The experiments go on. In Philadelphia, we have already made progress toward a less auto-centric downtown. Recently, the regional transit agency, SEPTA, created a Cycle Transit Plan that aims to make it easier for riders to combine bicycling and public transportation in one commute. SEPTA also reinstated late-night subway service, enabling late-shift workers and partiers to get home safely without their own wheels. The investments are paying off. According to a recent report by the Pew Charitable Trust’s Philadelphia Research Initiative, the number of vehicle miles driven in this city has gradually declined from its high point in 2006; the drop in 2013, the last year for which data were available, was the biggest since the recession year of 2009.

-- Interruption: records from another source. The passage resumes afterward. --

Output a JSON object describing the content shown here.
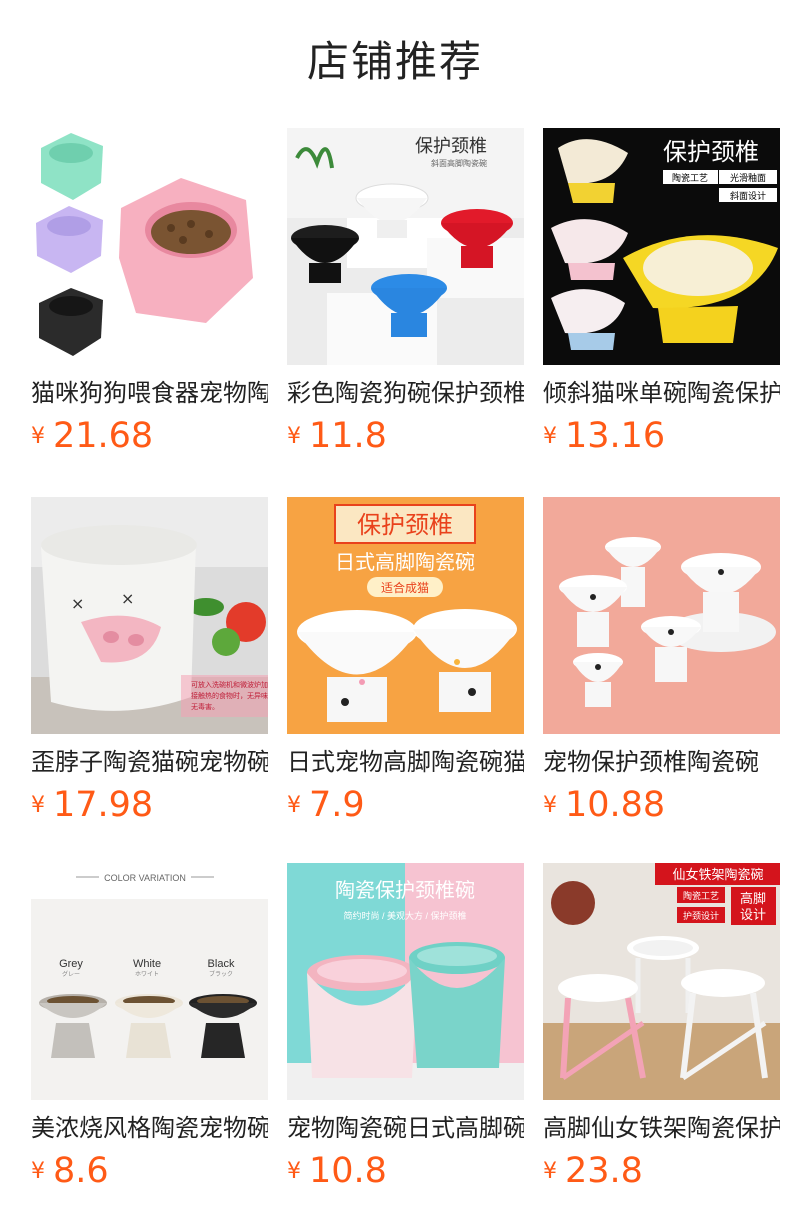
{
  "section_title": "店铺推荐",
  "currency_symbol": "¥",
  "accent_color": "#ff5a16",
  "products": [
    {
      "name": "猫咪狗狗喂食器宠物陶瓷碗",
      "price": "21.68",
      "image": {
        "overlay_text": []
      }
    },
    {
      "name": "彩色陶瓷狗碗保护颈椎",
      "price": "11.8",
      "image": {
        "overlay_text": [
          "保护颈椎",
          "斜面高脚陶瓷碗"
        ]
      }
    },
    {
      "name": "倾斜猫咪单碗陶瓷保护颈椎",
      "price": "13.16",
      "image": {
        "overlay_text": [
          "保护颈椎",
          "陶瓷工艺",
          "光滑釉面",
          "斜面设计"
        ]
      }
    },
    {
      "name": "歪脖子陶瓷猫碗宠物碗",
      "price": "17.98",
      "image": {
        "overlay_text": [
          "可放入洗碗机和微波炉加热，",
          "接触热的食物时，无异味，",
          "无毒害。"
        ]
      }
    },
    {
      "name": "日式宠物高脚陶瓷碗猫碗",
      "price": "7.9",
      "image": {
        "overlay_text": [
          "保护颈椎",
          "日式高脚陶瓷碗",
          "适合成猫"
        ]
      }
    },
    {
      "name": "宠物保护颈椎陶瓷碗",
      "price": "10.88",
      "image": {
        "overlay_text": []
      }
    },
    {
      "name": "美浓烧风格陶瓷宠物碗",
      "price": "8.6",
      "image": {
        "overlay_text": [
          "COLOR VARIATION",
          "Grey",
          "グレー",
          "White",
          "ホワイト",
          "Black",
          "ブラック"
        ]
      }
    },
    {
      "name": "宠物陶瓷碗日式高脚碗",
      "price": "10.8",
      "image": {
        "overlay_text": [
          "陶瓷保护颈椎碗",
          "简约时尚 / 美观大方 / 保护颈椎"
        ]
      }
    },
    {
      "name": "高脚仙女铁架陶瓷保护颈椎",
      "price": "23.8",
      "image": {
        "overlay_text": [
          "仙女铁架陶瓷碗",
          "陶瓷工艺",
          "护颈设计",
          "高脚",
          "设计"
        ]
      }
    }
  ]
}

But how do you institutionalize tools used for limited-duration, world-class events like the Pope’s weekend visit? That’s where designers and planners can and should excel. This can and will be a clarion call for all of us with experience in and passion for urbanity. In his encyclical, Laudato Si, Pope Francis reminded us that there is a moral imperative to care for our common home: “Although the post-industrial period may well be remembered as one of the most irresponsible in history, nonetheless there is reason to hope that humanity at the dawn of the twenty-first century will be remembered for having generously shouldered its grave responsibilities.”

For me, the best news is that this won’t be the last opportunity for this kind of thinking. In Philadelphia, the Democratic National Convention arrives next summer. But even smaller gatherings, such as the national conference of the American Institute of Architects next May, can also give this city the chance to experiment with planning tools that go beyond the decades-old auto-dependent paradigm. And, so can other cities around the country and throughout the world. Lessons can and should be documented and shared, and incorporated in the New Urban Agenda to be considered by the nations of the world next October at Habitat III in Quito, Ecuador.